Affamati domenicali, invece, ci prepariamo due tagliatelle all'emiliana: 5 uova piccole, 400g di farina 0 e 100 di semola rimacinata. Le impastiamo parte a macchina parte a mano, che il finalino "umano" non può mancare, e facciamo riposare sul tavolo per un'ora.

Stendiamo con i rulli alla minima, che è comunque non poco spesso - oggi uso i rulli Kitchen Aid nuovi che mi sa che non schiaccino come i vecchi - e facciamo asciugare le pezza, ottenute ognuca con 100g di impasto.
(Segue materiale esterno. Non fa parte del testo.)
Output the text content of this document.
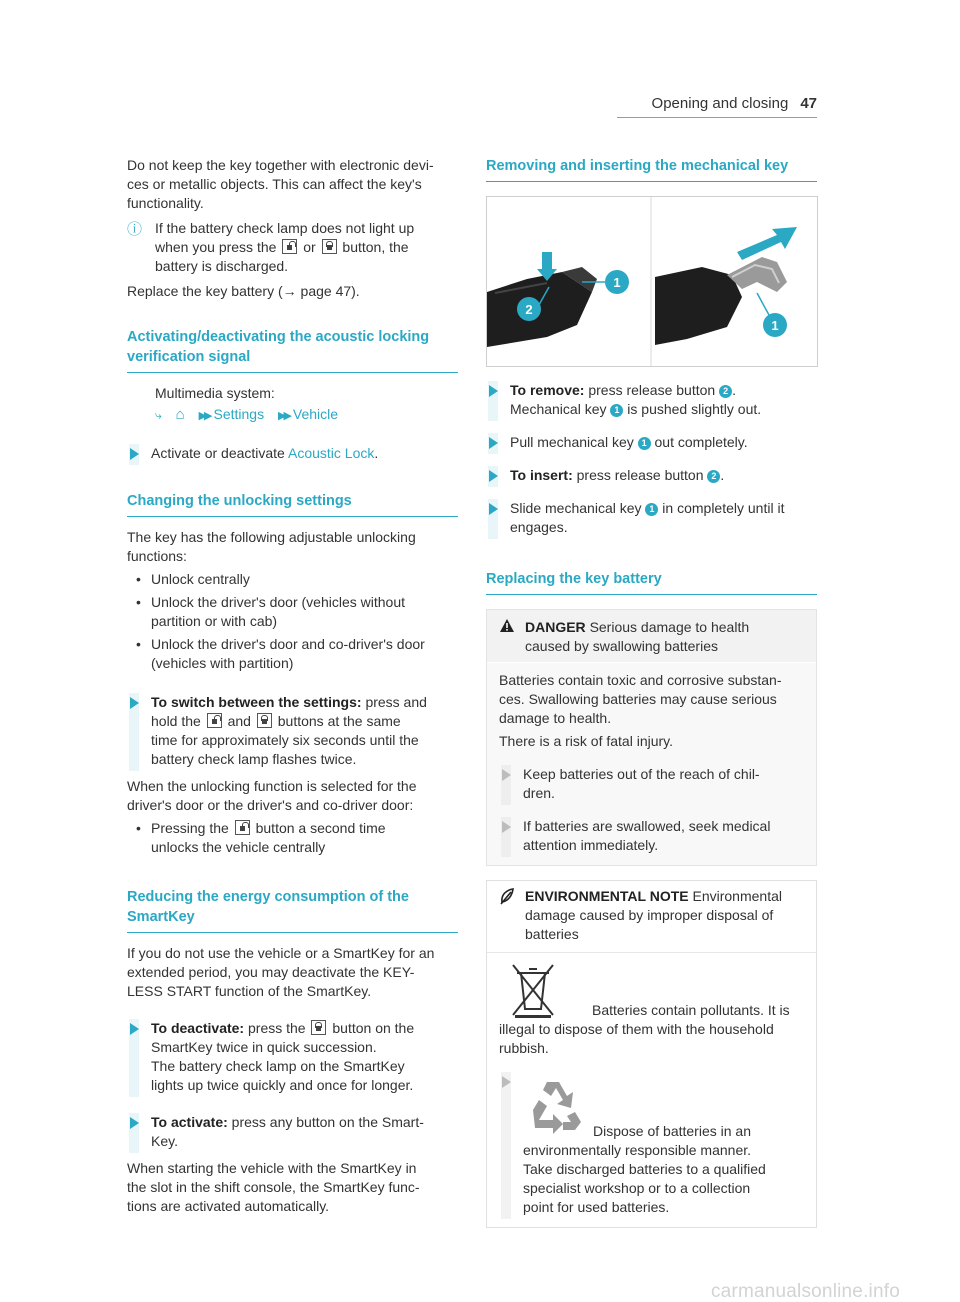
Opening and closing 47

Do not keep the key together with electronic devi-
ces or metallic objects. This can affect the key's
functionality.

ⓘ If the battery check lamp does not light up
when you press the or button, the
battery is discharged.

Replace the key battery (→ page 47).

Activating/deactivating the acoustic locking
verification signal

Multimedia system:

⤷ ⌂ ▶▶ Settings ▶▶ Vehicle

Activate or deactivate Acoustic Lock.
Changing the unlocking settings

The key has the following adjustable unlocking
functions:

• Unlock centrally
• Unlock the driver's door (vehicles without
partition or with cab)
• Unlock the driver's door and co-driver's door
(vehicles with partition)
To switch between the settings: press and
hold the and buttons at the same
time for approximately six seconds until the
battery check lamp flashes twice.

When the unlocking function is selected for the
driver's door or the driver's and co-driver door:

• Pressing the button a second time
unlocks the vehicle centrally
Reducing the energy consumption of the
SmartKey

If you do not use the vehicle or a SmartKey for an
extended period, you may deactivate the KEY-
LESS START function of the SmartKey.

To deactivate: press the button on the
SmartKey twice in quick succession.
The battery check lamp on the SmartKey
lights up twice quickly and once for longer.
To activate: press any button on the Smart-
Key.

When starting the vehicle with the SmartKey in
the slot in the shift console, the SmartKey func-
tions are activated automatically.

Removing and inserting the mechanical key
1
2
1
To remove: press release button 2 .
Mechanical key 1 is pushed slightly out.
Pull mechanical key 1 out completely.
To insert: press release button 2 .
Slide mechanical key 1 in completely until it
engages.
Replacing the key battery
DANGER Serious damage to health
caused by swallowing batteries

Batteries contain toxic and corrosive substan-
ces. Swallowing batteries may cause serious
damage to health.

There is a risk of fatal injury.

Keep batteries out of the reach of chil-
dren.
If batteries are swallowed, seek medical
attention immediately.
ENVIRONMENTAL NOTE Environmental
damage caused by improper disposal of
batteries

Batteries contain pollutants. It is
illegal to dispose of them with the household
rubbish.

Dispose of batteries in an
environmentally responsible manner.
Take discharged batteries to a qualified
specialist workshop or to a collection
point for used batteries.

carmanualsonline.info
Spolverizziamo bene di semola e tagliamo con la coltellina: se vengono larghezze irregolari anche meglio. Srotoliamo le spiraline sempre infarinando, e mettiamo su un vassoio di carton.

Facciamo fondere in una padella d'alluminio un bel panetto di butirro buono di centrifuga, fai un cento grammi, e la metà di Parmigiano Reggiano vecchissimo grattugiato a veli con la Microplane. Lessiamo le tagliatelle tre, quattro minuti e le passiamo a pinza direttamente nella padella, posta alla fiamma dolce. Aggiungiamo progressivamente una manciata di formaggio, un mezzo mestolo d'acqua, un pezzetto di burro, sempre saltando. Se non sapete saltare: mettetevi 5 minuti in castigo nell'angolino e poi tornate e girate con la pinza, o con la paletta di legno.

Quando tutto sarà lucido di crema profumata versiamo in un piatto grande, corroboriamo con Aceto Balsamico Tradizionale Mille Anni e portiamo in tavola. La gioia sia con noi.